When Zimbabwe became an independent country in 1980, it was a focal point for international optimism about Africa’s future. Today, Zimbabwe is a basket case of a country. Over the past decade, the refusal of President Robert Mugabe and his ruling party to tolerate challenges to their power has led them to systematically dismantle the most effective workings of Zimbabwe’s economic and political systems, replacing these with structures of corruption, blatant patronage and repression. The resulting 80 percent unemployment rate, hyperinflation, and severe food, fuel and power shortages have created a national climate of desperation. Estimates suggest that roughly one-quarter of the entire population has fled the country. Meanwhile, the government’s violent crackdown on voices of dissent has left the opposition divided and eroded public confidence in the prospects of peaceful political change.
The human rights and humanitarian consequences of these developments have attracted the attention of the United States and others in the international community, as has the potential of the crisis to add Zimbabwe to the roster of the world’s dangerously unstable failed states. But years of Western condemnation and targeted sanctions have done little to alter the course or speed of Zimbabwe’s decline. The cyclical crackdowns on opposition figures, the anti-climatic regional negotiations, and the ever-shrinking economic figures tend to merge into a drumbeat of hopelessness, and a real danger exists that policymakers fatigued and distracted by other crises will lose enthusiasm for playing an engaged and constructive role in southern Africa’s most alarming political crisis.
While it makes sense to keep the pressure on the regime, the United States cannot compel President Mugabe and his loyalists to step aside. Zimbabweans themselves will ultimately decide, though other Southern African states may well influence, how and when political change will come.
But, as I argue in a new Council Special Report, Planning for Post-Mugabe Zimbabwe, the U.S., working with others, can help to alter the calculus of the Zimbabwean players who can affect change — at least those players who are not 83 years old and determined to tank their country in a fit of pique. By focusing on the future and putting a serious commitment to Zimbabwe’s recovery on the table, we might be able to influence the present.
This means working closely with others in the international community to map out strategies that will help bring essential services back on line and get the economy back on track. It also requires building consensus around governance-related conditions that must be met to set those plans in motion, like respect for basic human rights, an end to the political manipulation of food aid, and amendment or repeal of repressive laws. Finally, this requires marshalling real resources in an international trust fund for Zimbabwe’s recovery — resources that can serve as powerful incentives for potential successors to Mugabe to embrace vital reforms.

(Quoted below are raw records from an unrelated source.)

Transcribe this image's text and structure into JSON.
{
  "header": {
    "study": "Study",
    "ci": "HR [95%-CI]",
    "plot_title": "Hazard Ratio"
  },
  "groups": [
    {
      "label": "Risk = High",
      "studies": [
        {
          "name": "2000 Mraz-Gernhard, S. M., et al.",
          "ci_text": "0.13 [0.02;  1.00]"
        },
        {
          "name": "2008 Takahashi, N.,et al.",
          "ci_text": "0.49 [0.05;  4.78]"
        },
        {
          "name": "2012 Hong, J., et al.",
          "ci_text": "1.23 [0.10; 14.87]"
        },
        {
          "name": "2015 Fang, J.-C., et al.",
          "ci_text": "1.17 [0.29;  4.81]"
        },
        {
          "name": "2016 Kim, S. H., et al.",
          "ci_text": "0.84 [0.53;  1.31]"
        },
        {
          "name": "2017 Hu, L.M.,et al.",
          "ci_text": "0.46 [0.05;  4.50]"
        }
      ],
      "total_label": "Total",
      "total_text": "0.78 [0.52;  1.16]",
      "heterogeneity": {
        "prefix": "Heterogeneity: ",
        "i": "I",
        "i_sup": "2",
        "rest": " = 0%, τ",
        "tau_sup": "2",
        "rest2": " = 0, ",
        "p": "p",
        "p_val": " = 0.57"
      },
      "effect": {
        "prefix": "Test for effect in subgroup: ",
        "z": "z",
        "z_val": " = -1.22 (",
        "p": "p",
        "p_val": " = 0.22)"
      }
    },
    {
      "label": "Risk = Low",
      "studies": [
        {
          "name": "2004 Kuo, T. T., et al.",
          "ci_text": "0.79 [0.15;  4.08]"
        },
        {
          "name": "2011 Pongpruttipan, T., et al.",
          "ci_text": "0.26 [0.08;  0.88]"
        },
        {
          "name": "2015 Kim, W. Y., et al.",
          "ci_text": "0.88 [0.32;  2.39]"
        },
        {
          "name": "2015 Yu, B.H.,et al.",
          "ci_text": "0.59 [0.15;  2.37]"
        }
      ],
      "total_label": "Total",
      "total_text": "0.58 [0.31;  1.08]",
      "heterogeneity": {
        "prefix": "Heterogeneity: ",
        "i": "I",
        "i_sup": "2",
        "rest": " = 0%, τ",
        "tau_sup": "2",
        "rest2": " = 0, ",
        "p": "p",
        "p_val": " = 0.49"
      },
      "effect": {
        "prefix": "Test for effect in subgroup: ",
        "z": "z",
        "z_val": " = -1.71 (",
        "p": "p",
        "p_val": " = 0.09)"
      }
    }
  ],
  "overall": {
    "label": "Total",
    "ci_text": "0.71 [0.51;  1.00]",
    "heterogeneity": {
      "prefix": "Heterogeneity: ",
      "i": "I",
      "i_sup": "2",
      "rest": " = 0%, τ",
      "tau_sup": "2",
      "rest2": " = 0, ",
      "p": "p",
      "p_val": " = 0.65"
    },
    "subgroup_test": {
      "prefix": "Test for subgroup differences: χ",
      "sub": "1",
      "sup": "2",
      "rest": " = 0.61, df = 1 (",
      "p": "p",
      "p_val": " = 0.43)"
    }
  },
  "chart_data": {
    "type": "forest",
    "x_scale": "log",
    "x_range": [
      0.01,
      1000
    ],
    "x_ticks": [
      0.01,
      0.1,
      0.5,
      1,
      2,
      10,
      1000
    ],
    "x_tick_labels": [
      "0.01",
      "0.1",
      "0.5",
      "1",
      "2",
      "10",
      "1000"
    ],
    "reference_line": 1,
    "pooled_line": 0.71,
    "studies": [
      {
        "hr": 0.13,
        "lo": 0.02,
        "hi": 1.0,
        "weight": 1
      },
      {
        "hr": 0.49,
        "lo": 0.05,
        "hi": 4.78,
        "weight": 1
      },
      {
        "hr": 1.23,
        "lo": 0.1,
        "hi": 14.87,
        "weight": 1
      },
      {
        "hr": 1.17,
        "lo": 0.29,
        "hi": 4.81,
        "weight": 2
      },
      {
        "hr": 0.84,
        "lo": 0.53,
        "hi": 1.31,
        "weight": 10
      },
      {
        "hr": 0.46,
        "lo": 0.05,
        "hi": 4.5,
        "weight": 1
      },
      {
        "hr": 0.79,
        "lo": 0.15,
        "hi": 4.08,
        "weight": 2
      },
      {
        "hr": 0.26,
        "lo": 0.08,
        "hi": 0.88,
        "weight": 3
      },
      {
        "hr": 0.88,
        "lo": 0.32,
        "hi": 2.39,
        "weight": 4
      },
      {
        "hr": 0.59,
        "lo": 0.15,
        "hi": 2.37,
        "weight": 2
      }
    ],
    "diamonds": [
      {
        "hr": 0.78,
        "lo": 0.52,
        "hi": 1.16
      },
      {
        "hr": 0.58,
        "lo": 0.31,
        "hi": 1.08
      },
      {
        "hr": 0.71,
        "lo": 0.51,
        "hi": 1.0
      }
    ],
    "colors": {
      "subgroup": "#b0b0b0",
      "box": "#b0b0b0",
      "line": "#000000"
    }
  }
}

A clear plan to link robust recovery assistance to better governance can help Zimbabweans interested in charting a new course to plan their strategy by making it clear just how the spigots of international support can be turned back on. This approach will open up space for a new diplomatic discourse about Zimbabwe’s potentially prosperous future, rather than simply the prickly present. Such a plan would also lay the groundwork for a sound reconstruction investment, because just as bad governance led to today’s economic catastrophe, sound governance will make or break recovery.
The United States can also seize on the opportunity presented by change in Zimbabwe to enter a new phase of cooperation with Southern Africa, and particularly with South Africa — a country where the U.S. has quite a lot at stake. By engaging in detailed consultations with Southern Africans now and by linking a commitment to Zimbabwe’s recovery with a commitment to regional infrastructure investments like improving southern Africa’s rail links, the U.S. may be able to remove Zimbabwe from the list of irritants in the U.S.-South African bilateral relationship to the list of issues on which the United States and South Africa are genuinely invested in each other’s success.
Zimbabwe, with its powerful history of race-based oppression, tremendous human capital, and compelling roster of patriots who have worked tirelessly and at great personal risk to resist oppression, could be as inspiring tomorrow as it is depressing today. To be effective in helping to turn the country around, the U.S. must work with others in the international community rather than going it alone, and must be willing to commit meaningful resources to the country. That’s a tall diplomatic order, and it will take a committed team of senior leaders in Washington working with energized diplomats on the ground and a Congress willing to invest in Zimbabwe’s future to fill it.